Ce centre collégial de transfert de technologie des pêches a pour mission à la fois de développer la recherche appliquée et d'établir des ponts entre l'enseignement, la recherche et les industries de la pêche, de l'aquaculture et de la valorisation de la biomasse marine.
Du côté des biotechnologies marines, Merinov travaille à valoriser la quatrième transformation de la biomasse marine. «Il n'y a rien qui ne soit valorisable dans cette biomasse, explique le chercheur. C'est pour cela que nous parlons de coproduits plutôt que de résidus. Nous tentons d'extraire de ces coproduits des huiles ou encore des molécules actives, comme des antioxydants ou des peptides. Récupérer la matière première exige souvent de modifier les méthodes de production des usines de transformation de la biomasse, ce qu'il faut savoir faire sans nuire à ces entreprises.»
L'innovation québécoise en biotechnologies marines ne se développe pas en vase clos. Les collaborations augmentent, notamment avec la France. En octobre 2016, l'Institut France-Québec pour la coopération scientifique en appui au secteur maritime voyait le jour avec un objectif ambitieux : faire du Québec et de la France des leaders mondiaux en développement maritime durable.

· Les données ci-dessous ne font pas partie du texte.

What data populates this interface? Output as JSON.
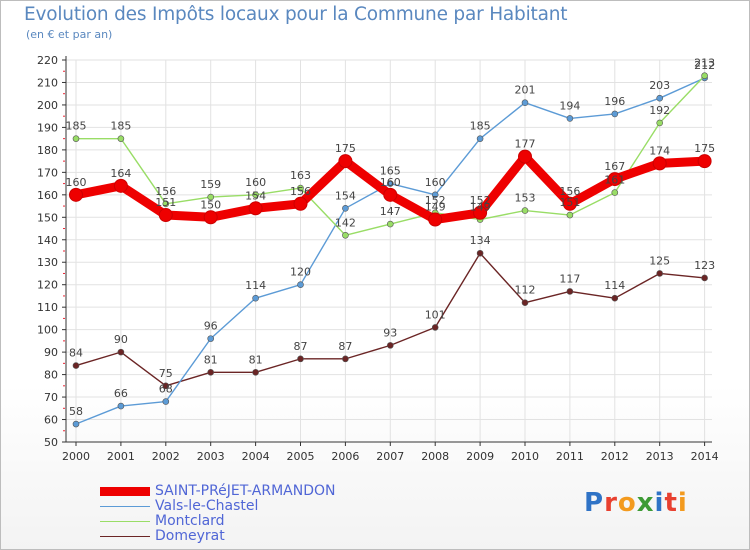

«Il s'agit de doubler notre force de frappe, notamment sur le plan financier», explique son codirecteur Guillaume St-Onge. Pour les chercheurs québécois, cela ouvre la voie à des projets financés non seulement par la France et le Québec, mais aussi par la Commission européenne, laquelle a les moyens de soutenir des projets de très grande envergure.
«J'ai rarement vu un tel alignement des planètes en recherche, dit M. St-Onge. La Stratégie maritime et des projets comme Odyssée Saint-Laurent apportent beaucoup de financement. Il y a un momentum en recherche et en innovation dans ce domaine.»